Nicholas Baldry – of Peter Jackson Architects in Kent – has been suspended from the register of architects for six months because of his actions, the Arb said.

The Arb’s Professional Conduct Committee heard that Baldry had been acting as contract administrator for an extension project when excavation work on the job unearthed a previously unknown pipe that led to the HSE suspending work on site for three days in November 2015.

It heard that between November 2015 and March the following year Baldry did not respond to any of the 24 emails sent to him by his client calling on him to get in touch and had effectively terminated his contract without informing the client.

Baldry denied a charge of unprofessional conduct in relation to the project, arguing that his insurance broker had advised him to have no further communications with his client after the problems emerged.

He claimed to have received – but not responded to – 21 of his client’s emails, but not to have received three emails during the period when the site was closed down.
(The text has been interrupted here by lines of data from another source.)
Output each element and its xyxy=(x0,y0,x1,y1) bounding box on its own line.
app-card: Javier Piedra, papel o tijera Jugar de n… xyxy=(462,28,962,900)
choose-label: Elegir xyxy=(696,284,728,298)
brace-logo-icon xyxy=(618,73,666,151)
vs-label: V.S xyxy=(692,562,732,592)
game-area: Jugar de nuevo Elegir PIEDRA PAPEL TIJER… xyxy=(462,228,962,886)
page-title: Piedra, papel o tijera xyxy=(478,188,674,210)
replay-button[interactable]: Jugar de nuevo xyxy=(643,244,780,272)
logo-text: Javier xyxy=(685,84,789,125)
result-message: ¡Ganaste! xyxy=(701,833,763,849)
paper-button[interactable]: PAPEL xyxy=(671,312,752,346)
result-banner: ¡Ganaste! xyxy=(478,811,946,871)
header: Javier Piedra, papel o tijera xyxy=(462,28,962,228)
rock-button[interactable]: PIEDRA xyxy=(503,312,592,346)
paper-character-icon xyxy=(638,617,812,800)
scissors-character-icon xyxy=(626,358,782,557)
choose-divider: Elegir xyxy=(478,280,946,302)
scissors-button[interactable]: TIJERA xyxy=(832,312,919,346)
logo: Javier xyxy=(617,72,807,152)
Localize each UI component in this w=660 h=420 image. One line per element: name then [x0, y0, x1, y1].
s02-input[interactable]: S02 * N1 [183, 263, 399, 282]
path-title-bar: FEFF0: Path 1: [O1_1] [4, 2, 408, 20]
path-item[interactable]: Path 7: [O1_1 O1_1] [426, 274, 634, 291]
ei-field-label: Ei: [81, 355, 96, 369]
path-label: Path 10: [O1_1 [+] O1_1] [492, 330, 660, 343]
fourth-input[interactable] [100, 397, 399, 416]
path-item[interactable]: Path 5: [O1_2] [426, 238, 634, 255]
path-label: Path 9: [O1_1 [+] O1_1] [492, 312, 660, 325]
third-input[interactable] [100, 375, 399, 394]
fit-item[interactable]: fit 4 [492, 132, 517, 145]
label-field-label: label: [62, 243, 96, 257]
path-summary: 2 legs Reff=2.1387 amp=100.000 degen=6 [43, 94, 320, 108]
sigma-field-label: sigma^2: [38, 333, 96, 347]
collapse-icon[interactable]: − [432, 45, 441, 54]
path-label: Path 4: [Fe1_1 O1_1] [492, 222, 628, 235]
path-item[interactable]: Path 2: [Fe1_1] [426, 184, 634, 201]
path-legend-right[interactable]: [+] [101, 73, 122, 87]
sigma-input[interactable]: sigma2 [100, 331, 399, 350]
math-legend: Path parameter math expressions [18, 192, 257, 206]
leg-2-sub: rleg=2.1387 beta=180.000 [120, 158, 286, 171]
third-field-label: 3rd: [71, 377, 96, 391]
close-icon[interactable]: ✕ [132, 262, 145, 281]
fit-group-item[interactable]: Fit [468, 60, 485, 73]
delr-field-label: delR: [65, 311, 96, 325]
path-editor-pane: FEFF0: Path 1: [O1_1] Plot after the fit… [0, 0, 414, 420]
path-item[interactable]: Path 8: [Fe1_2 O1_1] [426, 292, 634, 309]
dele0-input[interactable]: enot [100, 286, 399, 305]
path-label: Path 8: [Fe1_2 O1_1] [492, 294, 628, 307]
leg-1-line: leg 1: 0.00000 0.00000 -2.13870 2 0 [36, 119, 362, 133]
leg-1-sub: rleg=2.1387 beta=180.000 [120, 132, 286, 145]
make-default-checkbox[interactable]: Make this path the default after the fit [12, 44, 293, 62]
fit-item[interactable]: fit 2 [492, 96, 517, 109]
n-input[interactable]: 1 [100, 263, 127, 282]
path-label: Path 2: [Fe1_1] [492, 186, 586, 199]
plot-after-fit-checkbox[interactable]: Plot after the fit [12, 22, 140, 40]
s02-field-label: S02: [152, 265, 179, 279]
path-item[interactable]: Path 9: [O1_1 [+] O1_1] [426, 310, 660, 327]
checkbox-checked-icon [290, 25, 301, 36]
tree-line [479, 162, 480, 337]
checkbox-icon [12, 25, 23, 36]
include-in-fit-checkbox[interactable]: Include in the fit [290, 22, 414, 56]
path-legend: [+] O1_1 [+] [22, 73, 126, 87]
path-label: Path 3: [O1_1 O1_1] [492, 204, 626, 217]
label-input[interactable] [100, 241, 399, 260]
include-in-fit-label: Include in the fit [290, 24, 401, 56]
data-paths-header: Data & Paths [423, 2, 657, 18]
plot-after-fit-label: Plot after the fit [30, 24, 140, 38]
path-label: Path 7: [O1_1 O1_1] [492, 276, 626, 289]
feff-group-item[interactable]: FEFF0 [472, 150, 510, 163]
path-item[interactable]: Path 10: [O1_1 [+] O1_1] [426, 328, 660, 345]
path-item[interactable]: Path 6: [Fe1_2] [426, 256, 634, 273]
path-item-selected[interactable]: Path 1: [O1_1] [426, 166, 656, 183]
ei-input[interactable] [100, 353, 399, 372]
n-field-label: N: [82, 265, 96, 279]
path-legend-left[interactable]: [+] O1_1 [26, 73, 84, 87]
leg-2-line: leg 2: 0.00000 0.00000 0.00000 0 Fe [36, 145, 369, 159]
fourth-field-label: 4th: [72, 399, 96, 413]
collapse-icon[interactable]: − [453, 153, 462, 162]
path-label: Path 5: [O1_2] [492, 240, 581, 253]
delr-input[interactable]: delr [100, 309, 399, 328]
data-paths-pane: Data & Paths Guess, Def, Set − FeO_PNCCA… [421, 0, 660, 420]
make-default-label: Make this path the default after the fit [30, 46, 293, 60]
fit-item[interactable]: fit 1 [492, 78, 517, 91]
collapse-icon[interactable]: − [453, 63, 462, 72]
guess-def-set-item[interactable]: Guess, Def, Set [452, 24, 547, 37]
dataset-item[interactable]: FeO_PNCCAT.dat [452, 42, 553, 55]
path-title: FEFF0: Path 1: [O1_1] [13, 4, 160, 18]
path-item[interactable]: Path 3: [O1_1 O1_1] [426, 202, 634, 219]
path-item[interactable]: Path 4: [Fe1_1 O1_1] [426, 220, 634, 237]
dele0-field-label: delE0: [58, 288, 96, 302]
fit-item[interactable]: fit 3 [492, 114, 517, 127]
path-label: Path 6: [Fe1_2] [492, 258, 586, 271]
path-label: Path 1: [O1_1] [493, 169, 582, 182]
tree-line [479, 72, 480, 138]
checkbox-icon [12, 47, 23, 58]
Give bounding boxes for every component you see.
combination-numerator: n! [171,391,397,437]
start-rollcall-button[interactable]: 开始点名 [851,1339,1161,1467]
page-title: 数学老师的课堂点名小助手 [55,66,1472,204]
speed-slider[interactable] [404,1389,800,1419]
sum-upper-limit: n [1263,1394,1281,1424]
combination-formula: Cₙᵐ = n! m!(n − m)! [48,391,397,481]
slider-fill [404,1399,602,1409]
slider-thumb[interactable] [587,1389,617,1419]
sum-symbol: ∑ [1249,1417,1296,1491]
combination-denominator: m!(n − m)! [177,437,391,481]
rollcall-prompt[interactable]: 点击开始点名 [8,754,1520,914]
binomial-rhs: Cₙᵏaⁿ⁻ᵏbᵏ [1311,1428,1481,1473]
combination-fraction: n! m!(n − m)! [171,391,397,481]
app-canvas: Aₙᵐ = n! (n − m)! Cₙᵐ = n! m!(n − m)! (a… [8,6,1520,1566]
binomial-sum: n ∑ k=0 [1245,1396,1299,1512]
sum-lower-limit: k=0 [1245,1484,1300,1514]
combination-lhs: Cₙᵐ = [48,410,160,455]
The PCC said the architect’s account was not plausible and found him guilty of unprofessional conduct in that he both failed to communicate adequately with his client and effectively terminated the contract without informing him.

It said Baldry had repeatedly failed to communicate with his client, or provide any explanation to him for being unable to respond, despite the property owner “having made 24 increasingly desperate email requests for contact over a period of five months”.

The committee heard that Baldry’s client had been left to deal with his building works alone “with no reason or notice” and that the architect had only responded when legal proceedings were threatened in mid-2016.

“The respondent’s conduct fell substantially below the standard expected of a registered architect,” it said.

“His actions and the corresponding breaches of the code are serious and adversely impact both on the reputation of the architect and the profession generally.”

However, the committee also noted that the complaint against Baldry appeared to be an isolated incident and that he had engaged with the regulatory process.